Baca berita tanpa iklan. Gabung Kompas.com+
Salin Artikel

Kisah Jack Wolfskin, Merek Outdoor yang Konsisten Peduli Lingkungan

KOMPAS.com - Sepanjang tahun 2020, merek perlengkapan luar ruangan (outdoor) kembali digemari dan banyak dilirik.

Memang, belakangan banyak rumah mode mewah berhasil "menggiring" orang untuk membeli produk dengan tampilan yang elegan dan mahal karena mereknya.

Namun, jika membicarakan fungsi, merek outdoor dianggap lebih unggul dalam menyediakan item yang sesuai kebutuhan konsumen.
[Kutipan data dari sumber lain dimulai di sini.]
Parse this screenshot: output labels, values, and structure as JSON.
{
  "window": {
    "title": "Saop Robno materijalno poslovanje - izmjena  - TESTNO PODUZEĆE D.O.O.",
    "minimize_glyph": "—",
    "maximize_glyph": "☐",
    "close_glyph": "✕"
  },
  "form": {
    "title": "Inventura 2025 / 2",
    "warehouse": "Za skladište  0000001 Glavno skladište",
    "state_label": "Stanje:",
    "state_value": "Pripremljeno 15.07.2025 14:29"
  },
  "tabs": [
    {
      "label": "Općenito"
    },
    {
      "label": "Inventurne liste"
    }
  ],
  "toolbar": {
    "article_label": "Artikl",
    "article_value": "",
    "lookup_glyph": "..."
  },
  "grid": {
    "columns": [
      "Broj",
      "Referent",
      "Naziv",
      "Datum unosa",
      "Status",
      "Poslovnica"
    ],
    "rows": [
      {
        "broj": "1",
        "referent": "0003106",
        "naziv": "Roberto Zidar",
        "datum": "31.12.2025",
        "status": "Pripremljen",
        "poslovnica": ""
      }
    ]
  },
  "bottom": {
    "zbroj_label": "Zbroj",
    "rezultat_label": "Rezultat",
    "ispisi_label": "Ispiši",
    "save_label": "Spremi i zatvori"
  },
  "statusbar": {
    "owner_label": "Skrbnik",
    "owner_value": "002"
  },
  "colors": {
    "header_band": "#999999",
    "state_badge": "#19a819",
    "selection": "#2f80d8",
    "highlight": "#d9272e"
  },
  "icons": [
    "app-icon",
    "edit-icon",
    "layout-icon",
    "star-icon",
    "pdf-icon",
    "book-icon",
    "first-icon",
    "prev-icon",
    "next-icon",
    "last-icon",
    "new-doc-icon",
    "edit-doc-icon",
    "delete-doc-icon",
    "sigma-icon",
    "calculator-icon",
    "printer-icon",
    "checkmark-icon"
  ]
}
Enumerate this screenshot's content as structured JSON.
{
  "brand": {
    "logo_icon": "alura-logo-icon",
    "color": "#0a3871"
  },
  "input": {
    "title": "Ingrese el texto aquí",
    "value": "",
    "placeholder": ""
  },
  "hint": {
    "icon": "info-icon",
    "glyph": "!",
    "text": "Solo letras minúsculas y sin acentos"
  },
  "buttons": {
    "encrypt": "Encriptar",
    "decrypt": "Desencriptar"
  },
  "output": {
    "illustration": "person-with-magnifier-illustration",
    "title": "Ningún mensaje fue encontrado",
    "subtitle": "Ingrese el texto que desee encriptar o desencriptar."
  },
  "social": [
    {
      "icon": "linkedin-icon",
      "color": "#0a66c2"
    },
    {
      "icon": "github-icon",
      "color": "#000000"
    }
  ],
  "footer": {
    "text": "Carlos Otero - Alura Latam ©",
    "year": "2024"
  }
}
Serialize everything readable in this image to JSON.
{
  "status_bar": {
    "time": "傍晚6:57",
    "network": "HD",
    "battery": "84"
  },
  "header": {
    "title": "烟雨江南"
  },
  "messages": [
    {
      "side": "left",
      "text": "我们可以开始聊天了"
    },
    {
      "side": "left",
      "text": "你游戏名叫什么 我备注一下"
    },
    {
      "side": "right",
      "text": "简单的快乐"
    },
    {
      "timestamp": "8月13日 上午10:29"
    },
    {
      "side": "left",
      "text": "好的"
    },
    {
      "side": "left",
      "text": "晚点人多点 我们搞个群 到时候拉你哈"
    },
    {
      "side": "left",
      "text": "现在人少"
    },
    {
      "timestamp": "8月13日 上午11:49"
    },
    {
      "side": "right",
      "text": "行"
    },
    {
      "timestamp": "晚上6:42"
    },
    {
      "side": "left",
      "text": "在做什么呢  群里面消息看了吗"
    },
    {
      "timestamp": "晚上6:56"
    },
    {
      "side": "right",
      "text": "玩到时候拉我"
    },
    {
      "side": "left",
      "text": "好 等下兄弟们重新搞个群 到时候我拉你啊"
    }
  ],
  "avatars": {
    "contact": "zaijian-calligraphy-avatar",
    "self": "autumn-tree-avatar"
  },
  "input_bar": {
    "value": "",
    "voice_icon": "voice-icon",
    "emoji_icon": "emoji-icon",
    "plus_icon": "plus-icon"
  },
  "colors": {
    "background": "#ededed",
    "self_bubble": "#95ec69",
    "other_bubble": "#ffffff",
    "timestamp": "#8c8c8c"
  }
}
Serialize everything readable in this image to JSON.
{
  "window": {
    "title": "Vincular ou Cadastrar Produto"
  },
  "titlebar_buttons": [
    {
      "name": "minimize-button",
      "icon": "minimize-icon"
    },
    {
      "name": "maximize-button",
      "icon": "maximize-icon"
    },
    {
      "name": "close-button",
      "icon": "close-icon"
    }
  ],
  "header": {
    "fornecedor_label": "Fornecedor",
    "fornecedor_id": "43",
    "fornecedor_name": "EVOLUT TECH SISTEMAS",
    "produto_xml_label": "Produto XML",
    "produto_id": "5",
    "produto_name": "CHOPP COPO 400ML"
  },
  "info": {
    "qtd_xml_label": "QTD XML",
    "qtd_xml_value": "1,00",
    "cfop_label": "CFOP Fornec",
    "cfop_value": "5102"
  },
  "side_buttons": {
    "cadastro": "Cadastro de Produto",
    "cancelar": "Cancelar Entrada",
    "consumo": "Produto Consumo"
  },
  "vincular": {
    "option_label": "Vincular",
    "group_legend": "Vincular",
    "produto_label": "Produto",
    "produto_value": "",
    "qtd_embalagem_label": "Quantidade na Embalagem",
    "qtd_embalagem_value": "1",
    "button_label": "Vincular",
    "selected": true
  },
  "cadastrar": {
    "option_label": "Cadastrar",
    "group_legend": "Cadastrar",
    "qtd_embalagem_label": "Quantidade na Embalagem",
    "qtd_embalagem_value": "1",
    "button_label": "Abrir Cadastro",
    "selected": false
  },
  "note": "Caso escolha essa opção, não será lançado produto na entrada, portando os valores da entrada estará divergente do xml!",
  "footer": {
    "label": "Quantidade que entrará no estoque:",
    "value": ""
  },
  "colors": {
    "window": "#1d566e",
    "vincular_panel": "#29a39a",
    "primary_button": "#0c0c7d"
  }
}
Dan Jack Wolfskin adalah salah satu dari sekian banyak merek tersebut.

Jack Wolfskin bukan merupakan merek outdoor mewah, karena produk yang dirancang perusahaan asal Jerman itu tidak berfokus pada kemewahan, tentunya.

Menciptakan jaket bulu seharga ribuan dollar AS yang dipamerkan di peragaan busana bukan "gaya" Jack Wolfskin.

Sebaliknya, merek ini kerap membuat pakaian yang mengutamakan performa, fungsi, dan bisa dijangkau oleh setiap kalangan. Hal itu sudah dilakukan JW selama 40 tahun.

Terlepas dari kepopulerannya di Eropa, hanya sedikit orang yang memahami seperti apa kisah Jack Wolfskin dan seberapa besar kontribusi perusahaan itu di industri outdoor.

1. Diawali dari usaha anak muda yang tak kenal lelah

Sejak di bangku kuliah, pendiri Jack Wolfskin, Ulrich Dausien sudah menunjukkan gelagat bahwa dia tidak akan mengambil jalur karier yang biasa-biasa saja.

Anak muda ini memiliki kecanduan pada petualangan, pola pikir wirausaha, dan cenderung tidak senang mengikuti arus.

Di samping kegiatannya sebagai mahasiswa yang mempelajari ilmu bisnis di universitas di Frankfurt, Jerman, Dausien berjualan syal keffiyeh Palestina di jembatan Eisernen Steg Frankfurt pada sore hari.

Begitu tabungannya terkumpul sekitar 6.000 dollar AS, dia mulai menjual tenda, jaket, dan sleeping bag di rumah susun bersama yang disulapnya menjadi toko.

Dausien lantas mengiklankan barang dagangan yang dijual ke pihak kampus lewat selebaran tulisan tangan.

Dari situ, Dausien membuka SINE, salah satu toko outdoor pertama di Jerman Barat.

Ia menawarkan pakaian outdoor dan peralatan yang diimpor dari Amerika dan Taiwan, yang saat itu tidak mudah didapat.

Di akhir tahun 70-an, aktivitas outdoor masih merupakan kebutuhan khusus, dan tidak ada industri outdoor yang besar seperti sekarang ini.

Artinya, orang-orang di masa itu yang ingin melakukan aktivitas outdoor seperti mendaki gunung harus puas dengan peralatan yang seadanya.

Nah, tujuan Dausien saat itu adalah memenuhi kebutuhan orang-orang penyuka aktivitas outdoor.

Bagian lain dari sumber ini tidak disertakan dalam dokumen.